As head of a healthcare technology startup based in Sandy, I know firsthand the challenge of hiring highly educated software developers, engineers and other innovators. Positions often go unfilled for months, and my company has turned at times to the H-1B high-skilled visa program to hire foreign-born employees when we could not hire qualified U.S. citizens.
The stark truth is that too few American students are pursuing college degrees in STEM fields, including computer science.
American universities annually award about 40,000 bachelor's degrees in computer science, but an estimated 120,000 new jobs are created every year that require this degree.
The problem, however, begins well before college. Today, few American high school students study or are even exposed to computer science. In most states, including Utah, computer science only counts as an elective, not as a math or science class that fulfills a graduation requirement.
Even though information technology is a cornerstone of America's innovation economy, only 1 percent of all advanced-placement exams are taken in this field.
Because our nation has not adequately prepared young Americans to pursue STEM careers, technology companies scramble every year to apply for H-1B visas so that we can fill positions and grow our businesses with highly educated people from other countries. These individuals have often attended American universities, and they are eager to stay, innovate and contribute.
To address the skills and education gap in our workforce for the short term, we need to increase high-skilled immigration and tie the number of visas to market demand. But for the long term, we need to address the root cause of this problem; namely, we must improve STEM education for American students.

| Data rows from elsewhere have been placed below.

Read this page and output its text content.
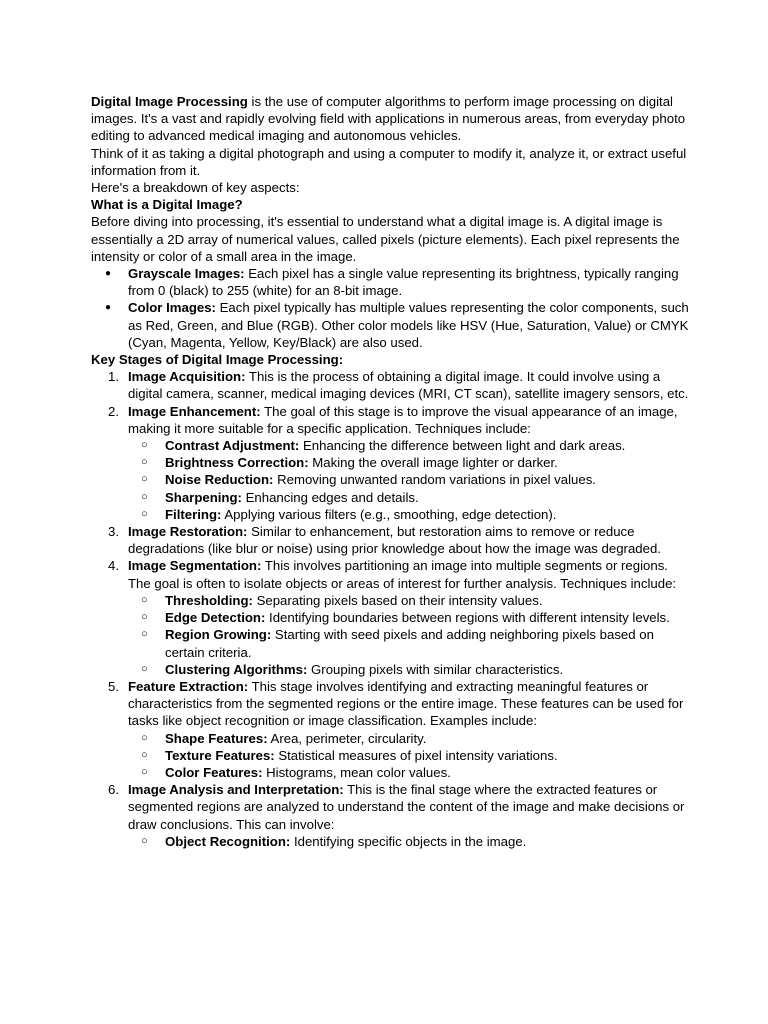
Digital Image Processing is the use of computer algorithms to perform image processing on digital images. It's a vast and rapidly evolving field with applications in numerous areas, from everyday photo editing to advanced medical imaging and autonomous vehicles.

Think of it as taking a digital photograph and using a computer to modify it, analyze it, or extract useful information from it.

Here's a breakdown of key aspects:

What is a Digital Image?

Before diving into processing, it's essential to understand what a digital image is. A digital image is essentially a 2D array of numerical values, called pixels (picture elements). Each pixel represents the intensity or color of a small area in the image.

● Grayscale Images: Each pixel has a single value representing its brightness, typically ranging from 0 (black) to 255 (white) for an 8-bit image.
● Color Images: Each pixel typically has multiple values representing the color components, such as Red, Green, and Blue (RGB). Other color models like HSV (Hue, Saturation, Value) or CMYK (Cyan, Magenta, Yellow, Key/Black) are also used.

Key Stages of Digital Image Processing:

1. Image Acquisition: This is the process of obtaining a digital image. It could involve using a digital camera, scanner, medical imaging devices (MRI, CT scan), satellite imagery sensors, etc.
2. Image Enhancement: The goal of this stage is to improve the visual appearance of an image, making it more suitable for a specific application. Techniques include:
○ Contrast Adjustment: Enhancing the difference between light and dark areas.
○ Brightness Correction: Making the overall image lighter or darker.
○ Noise Reduction: Removing unwanted random variations in pixel values.
○ Sharpening: Enhancing edges and details.
○ Filtering: Applying various filters (e.g., smoothing, edge detection).
3. Image Restoration: Similar to enhancement, but restoration aims to remove or reduce degradations (like blur or noise) using prior knowledge about how the image was degraded.
4. Image Segmentation: This involves partitioning an image into multiple segments or regions. The goal is often to isolate objects or areas of interest for further analysis. Techniques include:
○ Thresholding: Separating pixels based on their intensity values.
○ Edge Detection: Identifying boundaries between regions with different intensity levels.
○ Region Growing: Starting with seed pixels and adding neighboring pixels based on certain criteria.
○ Clustering Algorithms: Grouping pixels with similar characteristics.
5. Feature Extraction: This stage involves identifying and extracting meaningful features or characteristics from the segmented regions or the entire image. These features can be used for tasks like object recognition or image classification. Examples include:
○ Shape Features: Area, perimeter, circularity.
○ Texture Features: Statistical measures of pixel intensity variations.
○ Color Features: Histograms, mean color values.
6. Image Analysis and Interpretation: This is the final stage where the extracted features or segmented regions are analyzed to understand the content of the image and make decisions or draw conclusions. This can involve:
○ Object Recognition: Identifying specific objects in the image.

The I-Squared Act, as it is known, is aimed at addressing the workforce crisis by linking high-skilled immigration directly to increased funding for U.S. STEM education.
Employers accessing these foreign-born workers would have paid higher fees for visas and green cards, and those fees would have been distributed to the states for STEM education. The act would have raised an estimated $500 million to $600 million annually for STEM initiatives, paid by businesses, not individual taxpayers.
Much of I-Squared has been incorporated into the much broader "Gang of Eight" comprehensive immigration reform bill. However, while the CIR proposal does increase H-1B visas, it does not adequately address the reason why we need the increase in the first place: educating enough students trained in STEM fields to fill the jobs in this rapidly-growing and crucial job sector. As of now, the bill falls far short of the robust STEM education funding that I-Squared envisioned.
Given that the "Gang of Eight" bill includes high-skilled immigration reform, despite its flaws it deserves the support of Hatch and Lee. While the regulatory burdens placed on businesses using the H-1B visa program should be eased, the increased number of visas currently stuck at 1990 levels is a step in the right direction.
American STEM education should not be forgotten as the immigration debate moves forward.
Utah has a strong technology sector that could be much stronger with dedicated funding for STEM initiatives. Our senators should support immigration reform, but also work to improve the bill by championing the I-Squared plan for STEM education.
Matt Berry is founder and CEO of Sandy-based mobile health startup Orca Health.